Stark Jakob · Ständerat · 2024-03-13
Stark Jakob · Ständerat · Thurgau · Fraktion der Schweizerischen Volkspartei · 2024-03-13
Wortprotokoll
Es tut gut, über dieses Thema, über die Bundesverfassung von 1848, die wir gebührend würdigen sollten, zu reden. Ich bin Historiker und bin da voll bei Ihnen. Es ist auch sehr gut, über Demokratie und Rechtsstaatlichkeit zu sprechen. Aber annehmen sollten wir diese Motion nicht.
Ich bin auch Präsident der Finanzkommission, und es sind vor allem finanzpolitische Gründe, die gegen die Annahme der Motion sprechen. Wir kämpfen mit Milliardendefiziten, und wir sollten keine neuen Ausgaben beschliessen, die nicht unbedingt notwendig sind. Selbstverständlich: Die Bundesverfassung von 1848 ist ein ganz wichtiger Bestandteil der Schweizer Geschichte. Aber nun wegen des 175-Jahr-Jubiläums - es waren nicht 200 Jahre oder 100 Jahre, es waren 175 Jahre - einen Fonds zu gründen, ist "nice to have", aber nicht wirklich notwendig!

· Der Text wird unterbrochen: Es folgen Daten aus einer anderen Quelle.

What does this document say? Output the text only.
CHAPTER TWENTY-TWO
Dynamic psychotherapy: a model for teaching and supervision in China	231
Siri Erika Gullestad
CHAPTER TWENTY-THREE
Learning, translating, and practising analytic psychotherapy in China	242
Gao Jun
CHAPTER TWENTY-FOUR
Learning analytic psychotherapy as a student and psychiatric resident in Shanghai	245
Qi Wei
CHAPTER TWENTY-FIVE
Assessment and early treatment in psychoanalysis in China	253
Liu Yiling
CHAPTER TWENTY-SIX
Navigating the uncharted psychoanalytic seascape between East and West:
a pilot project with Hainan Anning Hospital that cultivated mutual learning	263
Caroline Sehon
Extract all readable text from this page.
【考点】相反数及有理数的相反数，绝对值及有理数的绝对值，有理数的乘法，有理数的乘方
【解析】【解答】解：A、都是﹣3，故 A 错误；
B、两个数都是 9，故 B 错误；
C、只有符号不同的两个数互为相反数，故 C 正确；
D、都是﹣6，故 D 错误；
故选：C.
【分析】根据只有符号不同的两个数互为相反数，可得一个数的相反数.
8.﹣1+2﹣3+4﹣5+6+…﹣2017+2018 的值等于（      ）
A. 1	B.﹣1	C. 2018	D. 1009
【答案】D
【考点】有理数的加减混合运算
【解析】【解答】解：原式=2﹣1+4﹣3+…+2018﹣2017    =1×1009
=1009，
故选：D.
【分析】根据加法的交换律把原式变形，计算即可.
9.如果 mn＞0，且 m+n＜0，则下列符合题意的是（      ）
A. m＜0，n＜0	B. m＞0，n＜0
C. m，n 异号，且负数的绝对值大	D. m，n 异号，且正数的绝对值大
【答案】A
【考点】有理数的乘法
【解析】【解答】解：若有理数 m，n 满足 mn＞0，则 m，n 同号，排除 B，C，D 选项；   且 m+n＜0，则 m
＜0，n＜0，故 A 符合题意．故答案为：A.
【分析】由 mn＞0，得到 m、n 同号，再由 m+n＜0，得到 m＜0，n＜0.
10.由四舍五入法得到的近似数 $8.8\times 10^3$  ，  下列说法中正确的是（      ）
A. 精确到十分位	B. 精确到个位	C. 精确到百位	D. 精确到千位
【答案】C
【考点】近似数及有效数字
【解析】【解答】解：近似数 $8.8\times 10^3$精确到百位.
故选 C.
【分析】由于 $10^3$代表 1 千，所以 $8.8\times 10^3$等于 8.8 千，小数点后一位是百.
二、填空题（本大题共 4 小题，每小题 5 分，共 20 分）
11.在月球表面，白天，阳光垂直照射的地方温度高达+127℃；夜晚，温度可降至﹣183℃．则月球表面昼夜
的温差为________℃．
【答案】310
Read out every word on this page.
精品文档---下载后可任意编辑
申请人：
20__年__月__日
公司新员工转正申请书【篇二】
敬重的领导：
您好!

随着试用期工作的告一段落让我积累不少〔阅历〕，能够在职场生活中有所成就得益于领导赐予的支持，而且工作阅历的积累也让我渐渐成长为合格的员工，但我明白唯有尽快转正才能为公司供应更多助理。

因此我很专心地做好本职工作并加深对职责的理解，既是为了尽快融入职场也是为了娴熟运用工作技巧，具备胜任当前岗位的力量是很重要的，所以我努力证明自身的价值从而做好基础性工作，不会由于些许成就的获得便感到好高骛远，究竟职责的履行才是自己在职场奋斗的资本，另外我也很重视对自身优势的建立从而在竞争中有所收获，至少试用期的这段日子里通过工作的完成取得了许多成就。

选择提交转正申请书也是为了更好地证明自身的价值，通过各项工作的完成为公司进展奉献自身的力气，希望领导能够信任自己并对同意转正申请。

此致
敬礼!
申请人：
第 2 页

Die Antwort des Bundesrates zeigt zudem, dass die beiden Aktivitäten, die der Fonds unterstützen soll, heute schon betrieben und unterstützt werden: Erstens ist die Stärkung des Verständnisses und des Engagements für die politischen Institutionen des schweizerischen Bundesstaats, insbesondere bei der Jugend, längst gesetzlich verankert und in den Lehrplänen an den Volks-, Berufs- und Mittelschulen enthalten. Zweitens ist auch die Förderung des Zusammenhalts, insbesondere die Förderung der Kenntnisse und der Anwendung der Landessprachen, bereits gesetzlich verankert. Wir haben uns letzten Montag zum Beispiel mit der Sprachmobilitätsagentur Movetia auseinandergesetzt, die vor noch nicht langer Zeit gegründet wurde und sich intensiv mit dem Austausch zwischen den Landessprachen und mit dem gegenseitigen Spracherwerb beschäftigt. Aber auch hier, beim Sprachaustausch, sind die Lehrpläne in den Volks-, Berufs- und Mittelschulen ganz klar.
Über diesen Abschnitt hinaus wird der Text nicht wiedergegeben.